The aim of this study was to assess regulation of mononuclear cell (MNC) traffic to human synovial tissue by TNF-alpha and IL-1 and the involvement of ICAM-1 in MNC retention in rheumatoid synovial tissue. Human rheumatoid arthritis synovium was engrafted subcutaneously in 6-8 week-old SCID/CB17 mice. Three weeks later, we injected 20 x 10(6) human peripheral blood mononuclear cells (PBMC) previously labelled with 111indium intraperitoneally into mice containing control or cytokine-injected grafts. Total body scintigraphy was performed 72 h postinjection. The graft was removed and immunochemical analysis carried out to assess ICAM-1, vascular cell adhesion molecule-1 (VCAM-1) and E-selectin expression. In some experiments, mice were treated intravenously with 500 micrograms MoAb anti-ICAM-1 (BIRR-1) or an isotype-matched control MoAb before introduction of MNC. TNF-alpha, but not IL-1 alpha, enhanced MNC retention in the rheumatoid synovial graft 72 h post-injection (graft activity 989 +/- 1227 ct/min per 200 pixels or 3.36 +/- 4.16% of initial injected activity versus 411 +/- 157 ct/min per 200 pixels or 1.13 +/- 0.45% in controls; P < 0.03). TNF-alpha enhanced ICAM-1 expression by synovial cells and endothelial cells, whereas VCAM-1 or E-selectin expression was not enhanced on either cell type. After MoAb treatment of ICAM-1, synovial lymphocyte recruitment of TNF-alpha-treated mice decreased significantly to levels below that of control mice (160 +/- 97 ct/min per 200 pixels, 0.54 +/- 0.33%; P < 0.01). Mononuclear cell retention in rheumatoid synovial tissue engrafted into SCID mice was up-regulated by TNF-alpha and blocked by MoAb to ICAM-1. These results suggest that ICAM-1 is involved in mononuclear cell retention in rheumatoid synovium.
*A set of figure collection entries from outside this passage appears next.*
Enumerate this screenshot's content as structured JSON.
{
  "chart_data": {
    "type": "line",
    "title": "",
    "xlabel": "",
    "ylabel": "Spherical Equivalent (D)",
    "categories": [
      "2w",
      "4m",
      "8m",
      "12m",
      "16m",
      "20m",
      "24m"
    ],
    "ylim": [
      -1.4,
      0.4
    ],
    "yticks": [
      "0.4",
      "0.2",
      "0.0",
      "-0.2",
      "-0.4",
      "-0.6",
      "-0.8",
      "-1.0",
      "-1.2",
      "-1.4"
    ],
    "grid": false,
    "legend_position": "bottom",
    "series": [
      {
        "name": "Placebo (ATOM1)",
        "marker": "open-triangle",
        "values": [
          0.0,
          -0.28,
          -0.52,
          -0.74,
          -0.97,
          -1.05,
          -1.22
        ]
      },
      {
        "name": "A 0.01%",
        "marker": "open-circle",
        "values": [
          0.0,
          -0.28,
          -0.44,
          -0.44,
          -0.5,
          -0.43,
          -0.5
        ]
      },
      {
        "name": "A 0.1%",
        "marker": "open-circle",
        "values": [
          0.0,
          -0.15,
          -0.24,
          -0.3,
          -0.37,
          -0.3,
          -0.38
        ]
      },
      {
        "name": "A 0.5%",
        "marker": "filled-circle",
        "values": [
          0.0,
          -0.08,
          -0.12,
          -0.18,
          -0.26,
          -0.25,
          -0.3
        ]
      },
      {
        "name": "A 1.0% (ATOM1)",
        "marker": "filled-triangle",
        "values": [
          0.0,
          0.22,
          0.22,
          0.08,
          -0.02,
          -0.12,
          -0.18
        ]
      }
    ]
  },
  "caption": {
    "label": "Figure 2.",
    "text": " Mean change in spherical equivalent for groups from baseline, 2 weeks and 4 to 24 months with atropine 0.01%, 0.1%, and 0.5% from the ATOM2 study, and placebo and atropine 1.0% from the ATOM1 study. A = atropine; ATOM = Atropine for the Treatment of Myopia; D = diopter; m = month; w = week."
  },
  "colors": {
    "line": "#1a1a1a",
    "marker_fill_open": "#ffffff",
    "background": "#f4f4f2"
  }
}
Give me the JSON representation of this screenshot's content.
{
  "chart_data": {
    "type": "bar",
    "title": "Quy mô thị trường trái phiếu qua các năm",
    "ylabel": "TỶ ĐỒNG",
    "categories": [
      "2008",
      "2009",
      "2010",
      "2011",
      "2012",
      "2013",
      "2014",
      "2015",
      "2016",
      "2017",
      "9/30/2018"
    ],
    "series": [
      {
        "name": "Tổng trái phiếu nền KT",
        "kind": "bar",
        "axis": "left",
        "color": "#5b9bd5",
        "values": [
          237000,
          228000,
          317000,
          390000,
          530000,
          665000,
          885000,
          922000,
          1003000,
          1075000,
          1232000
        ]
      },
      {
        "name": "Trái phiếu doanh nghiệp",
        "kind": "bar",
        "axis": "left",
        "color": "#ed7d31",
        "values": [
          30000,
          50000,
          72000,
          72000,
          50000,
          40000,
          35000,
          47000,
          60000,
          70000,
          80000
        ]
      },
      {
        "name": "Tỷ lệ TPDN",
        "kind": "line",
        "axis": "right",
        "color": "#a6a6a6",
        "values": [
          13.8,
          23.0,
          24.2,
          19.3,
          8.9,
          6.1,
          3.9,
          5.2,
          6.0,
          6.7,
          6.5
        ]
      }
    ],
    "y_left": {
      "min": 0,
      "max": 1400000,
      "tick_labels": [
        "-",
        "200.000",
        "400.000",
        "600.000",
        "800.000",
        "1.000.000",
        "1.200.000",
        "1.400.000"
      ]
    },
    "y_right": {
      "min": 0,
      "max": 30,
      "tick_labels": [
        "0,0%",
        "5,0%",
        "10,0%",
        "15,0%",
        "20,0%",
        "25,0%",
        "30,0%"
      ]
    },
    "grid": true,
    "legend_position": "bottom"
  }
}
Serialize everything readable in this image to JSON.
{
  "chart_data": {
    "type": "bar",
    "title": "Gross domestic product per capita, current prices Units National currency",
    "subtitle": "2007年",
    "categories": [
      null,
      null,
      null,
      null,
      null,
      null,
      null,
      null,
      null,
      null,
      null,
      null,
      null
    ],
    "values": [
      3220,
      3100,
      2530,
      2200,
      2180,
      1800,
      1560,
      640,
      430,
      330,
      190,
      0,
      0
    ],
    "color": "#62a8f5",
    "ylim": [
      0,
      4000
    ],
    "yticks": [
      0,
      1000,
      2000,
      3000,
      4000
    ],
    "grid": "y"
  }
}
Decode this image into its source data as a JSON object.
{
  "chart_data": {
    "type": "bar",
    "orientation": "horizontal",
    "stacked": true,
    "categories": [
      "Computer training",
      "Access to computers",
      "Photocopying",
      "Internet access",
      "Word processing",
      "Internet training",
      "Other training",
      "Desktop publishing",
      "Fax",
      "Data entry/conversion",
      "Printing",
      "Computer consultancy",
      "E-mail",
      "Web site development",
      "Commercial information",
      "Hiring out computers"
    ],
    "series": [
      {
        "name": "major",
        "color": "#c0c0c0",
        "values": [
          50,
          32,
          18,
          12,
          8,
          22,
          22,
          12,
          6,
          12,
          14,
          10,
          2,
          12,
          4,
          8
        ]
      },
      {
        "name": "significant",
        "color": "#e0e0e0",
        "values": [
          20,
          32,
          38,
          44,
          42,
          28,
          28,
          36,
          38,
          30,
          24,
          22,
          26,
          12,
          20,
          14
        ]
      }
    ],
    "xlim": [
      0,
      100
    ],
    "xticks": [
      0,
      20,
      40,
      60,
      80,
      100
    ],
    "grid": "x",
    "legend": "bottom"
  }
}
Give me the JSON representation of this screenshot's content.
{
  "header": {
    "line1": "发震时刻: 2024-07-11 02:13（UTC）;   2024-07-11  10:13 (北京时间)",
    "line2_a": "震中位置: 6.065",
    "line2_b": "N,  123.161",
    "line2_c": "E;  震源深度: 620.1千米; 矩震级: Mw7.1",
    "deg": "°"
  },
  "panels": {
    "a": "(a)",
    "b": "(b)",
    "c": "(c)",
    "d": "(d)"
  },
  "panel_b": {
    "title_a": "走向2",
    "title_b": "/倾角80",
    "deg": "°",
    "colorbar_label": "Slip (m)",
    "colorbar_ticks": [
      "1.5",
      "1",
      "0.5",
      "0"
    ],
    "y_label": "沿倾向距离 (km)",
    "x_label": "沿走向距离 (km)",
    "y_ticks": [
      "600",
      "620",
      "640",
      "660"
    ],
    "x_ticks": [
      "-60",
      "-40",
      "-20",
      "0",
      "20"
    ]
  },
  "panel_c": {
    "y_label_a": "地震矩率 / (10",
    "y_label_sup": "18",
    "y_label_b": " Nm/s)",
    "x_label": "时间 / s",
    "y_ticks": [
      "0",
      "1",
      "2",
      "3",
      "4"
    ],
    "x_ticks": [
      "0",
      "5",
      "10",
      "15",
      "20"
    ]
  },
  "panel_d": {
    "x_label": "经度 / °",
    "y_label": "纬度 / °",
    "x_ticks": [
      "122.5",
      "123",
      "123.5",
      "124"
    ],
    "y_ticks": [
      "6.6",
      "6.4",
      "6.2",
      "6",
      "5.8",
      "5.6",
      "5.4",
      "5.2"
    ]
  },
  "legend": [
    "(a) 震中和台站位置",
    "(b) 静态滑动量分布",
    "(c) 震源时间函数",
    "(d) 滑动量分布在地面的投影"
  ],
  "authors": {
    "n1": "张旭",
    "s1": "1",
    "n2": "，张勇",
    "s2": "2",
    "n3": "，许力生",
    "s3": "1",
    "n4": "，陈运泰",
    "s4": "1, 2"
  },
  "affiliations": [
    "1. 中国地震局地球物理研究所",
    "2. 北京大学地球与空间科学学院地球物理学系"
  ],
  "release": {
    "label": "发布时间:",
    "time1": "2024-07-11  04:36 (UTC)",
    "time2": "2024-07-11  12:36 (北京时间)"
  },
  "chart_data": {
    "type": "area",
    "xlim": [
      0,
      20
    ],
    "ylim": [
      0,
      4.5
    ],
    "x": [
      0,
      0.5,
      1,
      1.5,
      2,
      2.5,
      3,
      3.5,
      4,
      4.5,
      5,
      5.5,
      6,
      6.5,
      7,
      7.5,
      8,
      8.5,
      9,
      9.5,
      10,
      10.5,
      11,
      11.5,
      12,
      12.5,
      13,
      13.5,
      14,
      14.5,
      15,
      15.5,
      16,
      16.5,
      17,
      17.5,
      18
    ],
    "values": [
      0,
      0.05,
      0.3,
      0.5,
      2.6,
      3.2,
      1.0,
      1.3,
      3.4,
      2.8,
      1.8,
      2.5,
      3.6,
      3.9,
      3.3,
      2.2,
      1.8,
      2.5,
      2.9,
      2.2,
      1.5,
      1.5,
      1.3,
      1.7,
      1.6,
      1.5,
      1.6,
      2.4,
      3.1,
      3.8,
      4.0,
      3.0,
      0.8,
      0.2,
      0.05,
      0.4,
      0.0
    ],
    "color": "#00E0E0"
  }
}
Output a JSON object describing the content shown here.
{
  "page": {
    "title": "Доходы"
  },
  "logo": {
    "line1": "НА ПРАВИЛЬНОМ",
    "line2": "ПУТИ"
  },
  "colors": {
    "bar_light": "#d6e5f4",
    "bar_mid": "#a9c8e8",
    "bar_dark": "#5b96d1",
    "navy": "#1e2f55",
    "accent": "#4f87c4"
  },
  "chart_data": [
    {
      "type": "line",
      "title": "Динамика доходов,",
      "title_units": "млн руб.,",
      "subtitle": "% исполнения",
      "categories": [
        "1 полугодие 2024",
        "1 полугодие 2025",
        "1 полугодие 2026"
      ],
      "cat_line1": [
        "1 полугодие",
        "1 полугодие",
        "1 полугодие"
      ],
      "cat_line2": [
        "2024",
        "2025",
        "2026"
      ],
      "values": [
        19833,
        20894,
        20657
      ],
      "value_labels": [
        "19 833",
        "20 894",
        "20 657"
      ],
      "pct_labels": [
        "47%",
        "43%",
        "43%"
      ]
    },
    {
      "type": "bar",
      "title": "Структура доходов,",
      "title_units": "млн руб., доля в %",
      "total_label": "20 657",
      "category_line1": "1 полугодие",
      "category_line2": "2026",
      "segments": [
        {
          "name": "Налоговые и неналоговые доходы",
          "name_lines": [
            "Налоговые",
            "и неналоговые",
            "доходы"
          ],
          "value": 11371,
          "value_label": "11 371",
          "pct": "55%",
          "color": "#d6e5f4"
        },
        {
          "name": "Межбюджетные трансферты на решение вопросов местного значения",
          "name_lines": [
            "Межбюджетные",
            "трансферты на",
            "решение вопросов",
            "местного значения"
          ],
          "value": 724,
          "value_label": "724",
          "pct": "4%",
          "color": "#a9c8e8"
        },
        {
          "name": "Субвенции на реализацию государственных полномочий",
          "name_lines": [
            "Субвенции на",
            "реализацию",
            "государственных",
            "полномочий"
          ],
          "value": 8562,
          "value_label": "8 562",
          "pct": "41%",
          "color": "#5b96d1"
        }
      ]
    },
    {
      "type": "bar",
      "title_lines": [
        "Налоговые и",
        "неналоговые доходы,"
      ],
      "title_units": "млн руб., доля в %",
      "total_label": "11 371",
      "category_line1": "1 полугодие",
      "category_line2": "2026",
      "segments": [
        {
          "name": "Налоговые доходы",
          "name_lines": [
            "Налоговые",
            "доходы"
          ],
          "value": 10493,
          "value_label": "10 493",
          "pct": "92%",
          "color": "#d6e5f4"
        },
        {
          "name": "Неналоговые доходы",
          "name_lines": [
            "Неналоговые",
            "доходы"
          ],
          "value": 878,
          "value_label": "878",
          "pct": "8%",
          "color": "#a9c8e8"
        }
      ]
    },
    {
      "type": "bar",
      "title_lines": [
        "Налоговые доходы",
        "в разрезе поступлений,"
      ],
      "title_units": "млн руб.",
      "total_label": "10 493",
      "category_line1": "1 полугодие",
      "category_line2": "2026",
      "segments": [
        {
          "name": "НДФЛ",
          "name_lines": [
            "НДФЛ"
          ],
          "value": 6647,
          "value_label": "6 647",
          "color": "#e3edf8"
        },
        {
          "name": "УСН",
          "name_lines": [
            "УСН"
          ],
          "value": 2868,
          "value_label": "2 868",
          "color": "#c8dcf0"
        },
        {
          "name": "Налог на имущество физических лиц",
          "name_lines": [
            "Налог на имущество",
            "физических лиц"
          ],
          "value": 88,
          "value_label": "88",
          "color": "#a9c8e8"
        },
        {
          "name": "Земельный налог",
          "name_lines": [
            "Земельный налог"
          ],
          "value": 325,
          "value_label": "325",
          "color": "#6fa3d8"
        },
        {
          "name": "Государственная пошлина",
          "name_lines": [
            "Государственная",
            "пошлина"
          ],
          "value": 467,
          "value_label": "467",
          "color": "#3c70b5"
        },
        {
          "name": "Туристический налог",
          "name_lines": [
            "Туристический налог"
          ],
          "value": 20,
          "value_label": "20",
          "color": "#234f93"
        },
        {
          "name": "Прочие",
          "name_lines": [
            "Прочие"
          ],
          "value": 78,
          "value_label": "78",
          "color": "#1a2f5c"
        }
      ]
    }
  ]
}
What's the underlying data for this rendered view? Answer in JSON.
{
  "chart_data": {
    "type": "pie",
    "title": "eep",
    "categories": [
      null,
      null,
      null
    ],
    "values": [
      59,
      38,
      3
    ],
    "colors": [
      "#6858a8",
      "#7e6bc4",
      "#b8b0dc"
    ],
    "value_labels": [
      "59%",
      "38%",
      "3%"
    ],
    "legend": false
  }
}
本研究的目的是评估肿瘤坏死因子-α(TNF-α)和白细胞介素-1(IL-1)对人单核细胞(MNC)向人滑膜组织趋化的调节作用,以及细胞间黏附分子-1(ICAM-1)在类风湿性滑膜组织中MNC滞留过程中的作用。将人类风湿性关节炎滑膜皮下移植到6 - 8周龄的SCID/CB17小鼠体内。三周后,我们将预先用铟-111标记的20×10⁶个人外周血单核细胞(PBMC)经腹腔注射到含有对照或注射了细胞因子的移植物的小鼠体内。注射后72小时进行全身闪烁扫描。取出移植物并进行免疫化学分析,以评估ICAM-1、血管细胞黏附分子-1(VCAM-1)和E-选择素的表达。在一些实验中,在引入MNC之前,给小鼠静脉注射500微克抗ICAM-1单克隆抗体(BIRR-1)或同型对照单克隆抗体。注射后72小时,TNF-α而非IL-1α增强了类风湿性滑膜移植物中MNC的滞留(移植物活性为每200像素989±1227计数/分钟,占初始注射活性的3.36±4.16%,而对照组为每200像素411±157计数/分钟,占1.13±0.45%;P<0.03)。TNF-α增强了滑膜细胞和内皮细胞ICAM-1的表达,而两种细胞类型上的VCAM-1或E-选择素表达均未增强。用抗ICAM-1单克隆抗体处理后,TNF-α处理小鼠的滑膜淋巴细胞募集显著减少至低于对照小鼠的水平(每200像素160±97计数/分钟,0.54±0.33%;P<0.01)。移植到SCID小鼠体内的类风湿性滑膜组织中MNC的滞留受TNF-α上调,并被抗ICAM-1单克隆抗体阻断。这些结果表明ICAM-1参与了类风湿性滑膜中单核细胞的滞留。